Selbst in der Apotheke eines Bochumer Kollegen gingen entsprechende Schreiben ein. Der anonyme Absender wirft Beuth vor, sich öffentlich für den Koran und seine Inhalte einzusetzen. „Herr Beuth, wissen Sie, was Sie da unterstützt und verteidigt haben?“, fragt der Schreiber. Er greift einzelne Surenverse heraus, die für ihn offenbar stellvertretend für den islamischen Glauben und alle Muslime stehen.
So zitiert er etwa eine Sure, die aus seiner Sicht Ehen mit Mädchen im Kindesalter gestattet. Zudem könnten diese Ehefrauen von ihren Männern zum Geschlechtsverkehr gezwungen werden, heißt es im Schreiben weiter. Dazu werden Fotos unglücklicher, kopftuchtragender Frauen gezeigt. „Herr Beuth! Ist es möglich, dass die von Ihnen diffamierten Kunden eventuell etwas mehr über den Koran wissen als Sie?“, schließt der Absender. Beuth solle an die Bilder denken, wenn er sich nochmals so für den Koran einsetzen wolle.

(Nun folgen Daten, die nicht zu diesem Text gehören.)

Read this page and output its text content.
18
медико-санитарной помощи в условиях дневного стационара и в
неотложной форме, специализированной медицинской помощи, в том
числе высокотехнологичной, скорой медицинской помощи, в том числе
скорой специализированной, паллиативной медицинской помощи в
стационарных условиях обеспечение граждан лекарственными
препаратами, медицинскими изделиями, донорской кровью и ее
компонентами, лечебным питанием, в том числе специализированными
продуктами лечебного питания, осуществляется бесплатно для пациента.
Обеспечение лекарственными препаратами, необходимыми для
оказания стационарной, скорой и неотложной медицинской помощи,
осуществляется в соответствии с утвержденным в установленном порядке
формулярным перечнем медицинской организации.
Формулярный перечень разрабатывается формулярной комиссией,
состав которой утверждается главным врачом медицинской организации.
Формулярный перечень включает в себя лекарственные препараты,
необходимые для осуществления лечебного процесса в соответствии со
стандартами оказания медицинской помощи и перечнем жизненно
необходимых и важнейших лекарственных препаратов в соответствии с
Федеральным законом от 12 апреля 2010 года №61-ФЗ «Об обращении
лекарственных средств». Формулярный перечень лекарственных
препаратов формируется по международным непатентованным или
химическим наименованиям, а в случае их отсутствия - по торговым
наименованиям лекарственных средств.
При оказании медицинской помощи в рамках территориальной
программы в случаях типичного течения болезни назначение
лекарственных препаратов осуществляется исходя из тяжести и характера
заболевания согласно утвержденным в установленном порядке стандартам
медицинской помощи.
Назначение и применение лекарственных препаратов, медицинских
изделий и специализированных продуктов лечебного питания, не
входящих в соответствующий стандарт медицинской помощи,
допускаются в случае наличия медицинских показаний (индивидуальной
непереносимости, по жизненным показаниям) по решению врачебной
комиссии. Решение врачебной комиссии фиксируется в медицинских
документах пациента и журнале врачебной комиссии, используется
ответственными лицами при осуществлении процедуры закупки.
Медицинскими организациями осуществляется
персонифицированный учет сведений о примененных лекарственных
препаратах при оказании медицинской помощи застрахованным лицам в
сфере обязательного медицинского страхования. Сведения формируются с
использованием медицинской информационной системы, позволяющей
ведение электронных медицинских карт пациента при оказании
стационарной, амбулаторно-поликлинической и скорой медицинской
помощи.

Bei Beuth sind verschiedene solcher Briefe ohne Absender eingegangen. Die negativen Reaktionen seien einige Tage später gekommen als die positiven – und seien meist anonym. „Mir wurde zum Beispiel vorgeworfen, Kinderschändung zu unterstützen“, sagt er. Andere hätten die Hoffnung geäußert, dass er bald insolvent gehen würde.
Dabei sei es ihm nicht darum gegangen, eine bestimmte Politik oder Religion zu verteidigen. „Meine Mitarbeiterin ist wegen ihres Aussehens angegriffen worden. Hätte ich nichts dagegen gesagt, wäre das schlimm gewesen“, sagt Beuth. Dazu stehe er und daher müsse er nun auch die negativen Konsequenzen tragen. Er versuche, sie an sich abprallen zu lassen: „Ich würde auch im Nachhinein betrachtet alles wieder so machen.“
Verschiedene Medien waren auf Beuth zugekommen, um über den Fall zu berichten. Sat1, RTL und der WDR hätten bei ihm in der Apotheke gefilmt. „Es kam sogar der Vorwurf, dass alles nur billige PR sei und es in Wahrheit keine Kundenbeschwerde gegeben hätte“, sagt Beuth. Tatsächlich habe er nie mit so viel öffentlicher Aufmerksamkeit gerechnet – sein Verhalten sei für ihn „eine Selbstverständlichkeit“ gewesen. Und: „Ich habe nicht mehr oder weniger Kunden als zuvor.“
Nach wie vor erhalte er positive Reaktionen. „Ich bekam viele Briefe, Anrufe und Besuche; auch Geschenke wie Blumen und Bier“, sagt Beuth. Beim Besuch eines Fußballspiels sei er erkannt worden. Eine Kundin habe sich bei ihm bedankt und berichtet, dass seine Reaktion den Anstoß zu Gesprächen zwischen einem muslimischen Verein aus Bochum und der Stadt gegeben hätten: Nun soll etwa offen diskutiert werden, ob kopftuchtragende Frauen bei der Arbeit mit Probleme konfrontiert werden.